When looking at assembly results, the bins could be used in the following way (if the parameters as set up as such):

  • High = Perfect! No need to look at these contigs
  • Medium = Suspect. Look at these contigs to make sure they are alright (see Viewing and Editing Contigs section)
  • Low = Fail. These are beyond rescue so mark them for resequencing and investigation in to what went wrong

Mean Coverage

Mean coverage is one of the binning criteria for contigs and is also available as a column in the table. It is also the least intuitive value so here is a description:

Coverage is the number of sequences that cover a given position in an alignment/contig. Mean coverage is therefore the mean of this value across all positions in the alignment/contig.

Mean coverage.png

For this alignment the first two positions have a coverage of 1. The next five positions have a coverage of 2 and the last three have coverage 1 again.
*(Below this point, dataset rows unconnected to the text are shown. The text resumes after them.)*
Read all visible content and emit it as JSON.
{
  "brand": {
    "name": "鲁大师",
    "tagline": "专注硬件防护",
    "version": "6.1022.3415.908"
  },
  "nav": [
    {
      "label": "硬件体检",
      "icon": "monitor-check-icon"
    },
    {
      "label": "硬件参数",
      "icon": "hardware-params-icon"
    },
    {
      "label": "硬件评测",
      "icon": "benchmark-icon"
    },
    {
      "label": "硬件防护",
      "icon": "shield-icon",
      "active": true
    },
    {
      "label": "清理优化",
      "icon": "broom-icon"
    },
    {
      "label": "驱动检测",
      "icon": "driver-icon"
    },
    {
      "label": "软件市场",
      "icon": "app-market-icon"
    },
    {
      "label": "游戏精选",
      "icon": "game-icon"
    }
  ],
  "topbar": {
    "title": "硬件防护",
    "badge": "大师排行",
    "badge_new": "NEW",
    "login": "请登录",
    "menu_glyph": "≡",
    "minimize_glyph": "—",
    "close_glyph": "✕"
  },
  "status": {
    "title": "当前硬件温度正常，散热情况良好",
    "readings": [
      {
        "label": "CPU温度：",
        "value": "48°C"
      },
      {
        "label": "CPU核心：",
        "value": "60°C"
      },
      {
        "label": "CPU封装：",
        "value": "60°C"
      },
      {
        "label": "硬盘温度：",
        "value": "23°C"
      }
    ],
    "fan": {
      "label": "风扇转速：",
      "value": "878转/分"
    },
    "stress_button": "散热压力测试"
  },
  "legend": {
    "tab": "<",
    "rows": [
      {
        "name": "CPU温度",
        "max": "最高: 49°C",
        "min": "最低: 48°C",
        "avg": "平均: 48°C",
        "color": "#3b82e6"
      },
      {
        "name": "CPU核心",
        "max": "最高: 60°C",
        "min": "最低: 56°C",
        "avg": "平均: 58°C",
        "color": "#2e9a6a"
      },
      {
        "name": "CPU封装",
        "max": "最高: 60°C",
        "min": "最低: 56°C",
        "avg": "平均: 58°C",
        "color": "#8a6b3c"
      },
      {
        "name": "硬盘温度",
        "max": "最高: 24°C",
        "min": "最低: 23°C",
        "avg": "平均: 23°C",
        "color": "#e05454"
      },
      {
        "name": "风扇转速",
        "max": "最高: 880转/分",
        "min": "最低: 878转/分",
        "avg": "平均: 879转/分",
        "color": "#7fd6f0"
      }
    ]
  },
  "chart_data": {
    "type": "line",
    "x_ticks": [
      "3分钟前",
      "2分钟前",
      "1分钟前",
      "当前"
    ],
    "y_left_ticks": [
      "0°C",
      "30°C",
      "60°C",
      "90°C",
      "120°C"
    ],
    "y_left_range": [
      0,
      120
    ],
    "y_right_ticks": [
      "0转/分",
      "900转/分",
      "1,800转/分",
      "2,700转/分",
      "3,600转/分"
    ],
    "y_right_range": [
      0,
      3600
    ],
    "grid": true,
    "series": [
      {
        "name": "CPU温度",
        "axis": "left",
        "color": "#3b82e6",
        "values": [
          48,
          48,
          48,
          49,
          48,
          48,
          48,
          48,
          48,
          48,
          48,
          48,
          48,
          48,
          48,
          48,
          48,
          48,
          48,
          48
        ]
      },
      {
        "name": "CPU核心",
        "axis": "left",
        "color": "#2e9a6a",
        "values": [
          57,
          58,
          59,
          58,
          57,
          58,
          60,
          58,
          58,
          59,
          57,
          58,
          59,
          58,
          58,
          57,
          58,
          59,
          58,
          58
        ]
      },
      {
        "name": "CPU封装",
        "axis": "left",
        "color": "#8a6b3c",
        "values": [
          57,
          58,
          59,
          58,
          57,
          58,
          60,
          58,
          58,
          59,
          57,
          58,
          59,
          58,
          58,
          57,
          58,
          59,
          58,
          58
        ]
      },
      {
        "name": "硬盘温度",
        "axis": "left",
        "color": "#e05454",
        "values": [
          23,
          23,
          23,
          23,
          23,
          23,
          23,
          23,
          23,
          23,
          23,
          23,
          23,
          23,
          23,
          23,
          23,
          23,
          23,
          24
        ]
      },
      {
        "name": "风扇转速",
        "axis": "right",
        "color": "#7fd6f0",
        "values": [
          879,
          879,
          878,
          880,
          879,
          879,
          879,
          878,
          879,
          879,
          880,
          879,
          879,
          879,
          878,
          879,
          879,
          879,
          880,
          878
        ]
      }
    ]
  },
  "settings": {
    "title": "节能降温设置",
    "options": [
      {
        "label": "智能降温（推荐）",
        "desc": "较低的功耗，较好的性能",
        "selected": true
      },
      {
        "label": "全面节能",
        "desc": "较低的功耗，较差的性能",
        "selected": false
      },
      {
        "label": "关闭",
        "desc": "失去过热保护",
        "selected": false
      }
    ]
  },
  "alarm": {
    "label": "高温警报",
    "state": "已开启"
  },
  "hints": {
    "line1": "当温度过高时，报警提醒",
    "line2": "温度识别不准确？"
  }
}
Mean coverage is therefore (2*1 + 5*2 + 3*1) / 10 = 1.5

The mean coverage will be between 1 and the number of sequences in the alignment/contig. For a pairwise assembly that means 2 is full coverage and 1 is no coverage.

To set up the parameters in this way you will need to have strict parameters for the high bin, perhaps 0 disagreements, 650 consensus length and 1.8 coverage (for the COI barcode). The medium bin can be quite relaxed depending on how many contigs you want to examine.